Guimarães. Dezembro de 1130
«(…) A velha bruxa esticou o
pernil!, sugeriu Gonçalo Sousa. Não concordei e declarei que devíamos procurá-la
depressa, pois também Fernão Peres Trava desejava encontrar a relíquia, para a
oferecer a Afonso VII, o que representava um perigo para o nosso príncipe e
para o Condado Portucalense. Sohba é a chave do mistério da relíquia,
proclamei, preocupado. Nesse momento, meu tio Ermígio franziu a testa e
perguntou-me: tendes a certeza de que é uma bruxa? Pouco sabíamos sobre aquela
duvidosa personagem, mas Afonso Henriques mostrou-se desinteressado dessas
distantes questões e recuperou a habitual lengalenga do seu azar com as
mulheres. Foi Gonçalo quem o interrompeu, relembrando: podeis sempre ir espetar
a normanda! Se aquelas fabulosas tetas fossem minhas, espumava-me em Lanhoso
todas as santas noites! Ouviram-se mais risos e novo protesto de Teresa Celanova,
e só meu tio Ermígio permaneceu absorto nos seus tristes pensamentos, enquanto
o príncipe afirmava que iria a Lanhoso afogar as mágoas no regaço da sua amiga
Elvira, descendente de normandos! Sempre teatral, Gonçalo ergueu os braços ao
alto e declarou: aleluia, ressuscitou!
Lanhoso.
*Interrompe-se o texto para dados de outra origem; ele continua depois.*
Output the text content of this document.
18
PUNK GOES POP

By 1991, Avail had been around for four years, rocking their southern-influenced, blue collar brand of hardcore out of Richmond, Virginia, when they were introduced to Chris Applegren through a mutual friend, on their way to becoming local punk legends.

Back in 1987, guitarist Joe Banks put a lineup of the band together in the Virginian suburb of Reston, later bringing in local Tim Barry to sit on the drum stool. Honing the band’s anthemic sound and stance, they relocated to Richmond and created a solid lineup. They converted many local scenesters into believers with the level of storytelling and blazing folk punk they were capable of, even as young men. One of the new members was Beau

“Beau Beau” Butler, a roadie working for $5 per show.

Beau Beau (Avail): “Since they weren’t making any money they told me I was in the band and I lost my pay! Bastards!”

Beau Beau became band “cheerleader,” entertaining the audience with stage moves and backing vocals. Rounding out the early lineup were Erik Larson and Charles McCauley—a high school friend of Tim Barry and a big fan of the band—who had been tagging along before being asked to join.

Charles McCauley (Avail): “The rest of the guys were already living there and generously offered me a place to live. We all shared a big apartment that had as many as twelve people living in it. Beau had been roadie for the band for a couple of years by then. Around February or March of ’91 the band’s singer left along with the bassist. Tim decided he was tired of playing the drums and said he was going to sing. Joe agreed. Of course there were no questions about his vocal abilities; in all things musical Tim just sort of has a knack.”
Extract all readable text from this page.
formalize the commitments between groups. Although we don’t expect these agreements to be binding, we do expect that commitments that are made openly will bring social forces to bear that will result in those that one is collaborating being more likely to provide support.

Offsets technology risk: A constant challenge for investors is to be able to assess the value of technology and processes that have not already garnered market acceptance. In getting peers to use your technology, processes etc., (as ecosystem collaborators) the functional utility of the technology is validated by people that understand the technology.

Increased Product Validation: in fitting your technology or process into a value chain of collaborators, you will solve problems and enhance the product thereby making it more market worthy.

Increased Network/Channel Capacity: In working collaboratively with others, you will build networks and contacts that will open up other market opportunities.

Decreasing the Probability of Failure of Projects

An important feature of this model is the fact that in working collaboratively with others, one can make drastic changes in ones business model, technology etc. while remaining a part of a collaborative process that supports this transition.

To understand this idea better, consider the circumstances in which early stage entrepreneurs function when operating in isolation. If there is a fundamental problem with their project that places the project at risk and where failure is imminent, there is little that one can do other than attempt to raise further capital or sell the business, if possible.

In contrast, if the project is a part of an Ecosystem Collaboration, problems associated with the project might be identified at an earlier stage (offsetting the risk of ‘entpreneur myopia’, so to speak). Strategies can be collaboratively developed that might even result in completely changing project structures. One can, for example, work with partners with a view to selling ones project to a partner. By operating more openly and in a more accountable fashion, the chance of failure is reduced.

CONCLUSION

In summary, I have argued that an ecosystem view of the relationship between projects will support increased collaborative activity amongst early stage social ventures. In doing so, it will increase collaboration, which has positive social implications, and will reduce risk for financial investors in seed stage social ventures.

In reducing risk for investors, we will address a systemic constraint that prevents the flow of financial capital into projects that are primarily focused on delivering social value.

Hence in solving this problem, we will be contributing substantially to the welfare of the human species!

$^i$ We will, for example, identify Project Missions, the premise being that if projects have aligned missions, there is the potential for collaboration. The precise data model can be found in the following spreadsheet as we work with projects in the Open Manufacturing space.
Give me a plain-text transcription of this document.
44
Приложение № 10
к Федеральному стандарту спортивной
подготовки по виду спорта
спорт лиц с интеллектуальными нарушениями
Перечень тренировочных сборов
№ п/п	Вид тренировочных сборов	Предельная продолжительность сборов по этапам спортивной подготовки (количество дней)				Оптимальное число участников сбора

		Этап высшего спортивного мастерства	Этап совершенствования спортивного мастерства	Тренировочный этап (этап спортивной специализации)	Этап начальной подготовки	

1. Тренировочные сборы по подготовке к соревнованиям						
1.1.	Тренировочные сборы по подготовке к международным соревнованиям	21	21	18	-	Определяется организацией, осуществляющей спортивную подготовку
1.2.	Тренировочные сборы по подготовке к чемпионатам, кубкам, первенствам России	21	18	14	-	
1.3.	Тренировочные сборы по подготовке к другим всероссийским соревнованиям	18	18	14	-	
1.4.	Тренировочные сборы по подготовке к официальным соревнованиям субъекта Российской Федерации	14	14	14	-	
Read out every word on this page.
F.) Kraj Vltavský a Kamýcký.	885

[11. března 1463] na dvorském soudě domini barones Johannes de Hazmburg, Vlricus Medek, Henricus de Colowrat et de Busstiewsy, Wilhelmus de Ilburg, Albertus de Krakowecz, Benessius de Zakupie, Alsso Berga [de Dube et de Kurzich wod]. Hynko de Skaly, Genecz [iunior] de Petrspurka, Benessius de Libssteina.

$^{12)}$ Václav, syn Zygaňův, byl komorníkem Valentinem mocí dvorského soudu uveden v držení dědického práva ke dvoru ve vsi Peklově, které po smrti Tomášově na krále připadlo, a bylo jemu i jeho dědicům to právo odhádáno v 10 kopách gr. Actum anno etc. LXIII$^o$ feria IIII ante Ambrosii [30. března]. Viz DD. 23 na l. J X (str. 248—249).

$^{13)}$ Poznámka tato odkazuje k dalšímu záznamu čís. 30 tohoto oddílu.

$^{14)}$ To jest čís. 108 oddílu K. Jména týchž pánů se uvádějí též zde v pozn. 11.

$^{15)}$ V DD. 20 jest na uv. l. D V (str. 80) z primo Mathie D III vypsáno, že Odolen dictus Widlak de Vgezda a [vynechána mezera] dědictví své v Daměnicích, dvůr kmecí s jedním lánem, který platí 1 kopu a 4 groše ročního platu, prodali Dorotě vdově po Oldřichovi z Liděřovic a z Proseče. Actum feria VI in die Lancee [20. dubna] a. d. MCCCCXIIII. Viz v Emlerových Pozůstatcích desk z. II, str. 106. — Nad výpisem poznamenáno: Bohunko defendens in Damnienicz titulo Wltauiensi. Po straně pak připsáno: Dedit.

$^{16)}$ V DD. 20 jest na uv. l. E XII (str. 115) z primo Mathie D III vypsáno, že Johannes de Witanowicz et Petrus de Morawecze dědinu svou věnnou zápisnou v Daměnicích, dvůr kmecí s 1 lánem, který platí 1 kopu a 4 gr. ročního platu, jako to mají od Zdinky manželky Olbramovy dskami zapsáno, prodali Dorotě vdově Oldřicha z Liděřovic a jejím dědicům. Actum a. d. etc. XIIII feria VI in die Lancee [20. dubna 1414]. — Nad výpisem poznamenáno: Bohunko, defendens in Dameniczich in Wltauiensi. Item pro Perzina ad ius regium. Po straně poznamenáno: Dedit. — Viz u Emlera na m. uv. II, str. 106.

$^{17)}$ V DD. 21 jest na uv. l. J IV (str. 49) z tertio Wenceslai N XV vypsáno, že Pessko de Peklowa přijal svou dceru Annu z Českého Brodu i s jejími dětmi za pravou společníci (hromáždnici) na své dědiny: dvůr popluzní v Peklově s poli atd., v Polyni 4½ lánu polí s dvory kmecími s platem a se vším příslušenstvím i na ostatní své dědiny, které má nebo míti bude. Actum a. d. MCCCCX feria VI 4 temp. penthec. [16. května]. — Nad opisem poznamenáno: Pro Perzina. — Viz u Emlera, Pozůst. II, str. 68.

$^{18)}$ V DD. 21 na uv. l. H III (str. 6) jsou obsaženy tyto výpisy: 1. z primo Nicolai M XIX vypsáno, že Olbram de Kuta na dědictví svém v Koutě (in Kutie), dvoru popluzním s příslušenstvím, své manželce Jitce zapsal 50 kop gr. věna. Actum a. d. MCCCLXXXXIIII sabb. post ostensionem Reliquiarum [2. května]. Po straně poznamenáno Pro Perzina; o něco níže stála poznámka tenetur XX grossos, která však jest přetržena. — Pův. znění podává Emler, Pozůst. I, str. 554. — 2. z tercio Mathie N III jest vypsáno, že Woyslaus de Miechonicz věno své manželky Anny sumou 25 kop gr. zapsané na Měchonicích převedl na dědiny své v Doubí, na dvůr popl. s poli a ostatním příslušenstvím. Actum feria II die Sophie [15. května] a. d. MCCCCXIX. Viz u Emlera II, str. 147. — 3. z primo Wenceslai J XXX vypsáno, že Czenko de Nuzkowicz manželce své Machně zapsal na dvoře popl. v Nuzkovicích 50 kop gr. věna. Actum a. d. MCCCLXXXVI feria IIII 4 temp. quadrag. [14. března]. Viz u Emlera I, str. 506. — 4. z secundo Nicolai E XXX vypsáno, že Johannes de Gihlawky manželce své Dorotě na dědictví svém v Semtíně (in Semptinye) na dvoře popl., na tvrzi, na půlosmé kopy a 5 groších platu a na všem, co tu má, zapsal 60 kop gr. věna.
Dezembro de 1130
Os preceitos religiosos proibiam
as folganças durante o Advento, mesmo entre os que se haviam casado numa
igreja, como era o meu caso. Mas é sabido que, apesar de muitos cristãos
tentarem cumprir as inúmeras leis de Cristo, essa é uma das que menos
conseguem. Perdida Chamoa, o príncipe de Portugal deduziu que um regresso aos
braços calorosos e fortes de Elvira era a única forma de se levantar do chão de
tristeza onde tombara e mandou às malvas os princípios em que fora educado.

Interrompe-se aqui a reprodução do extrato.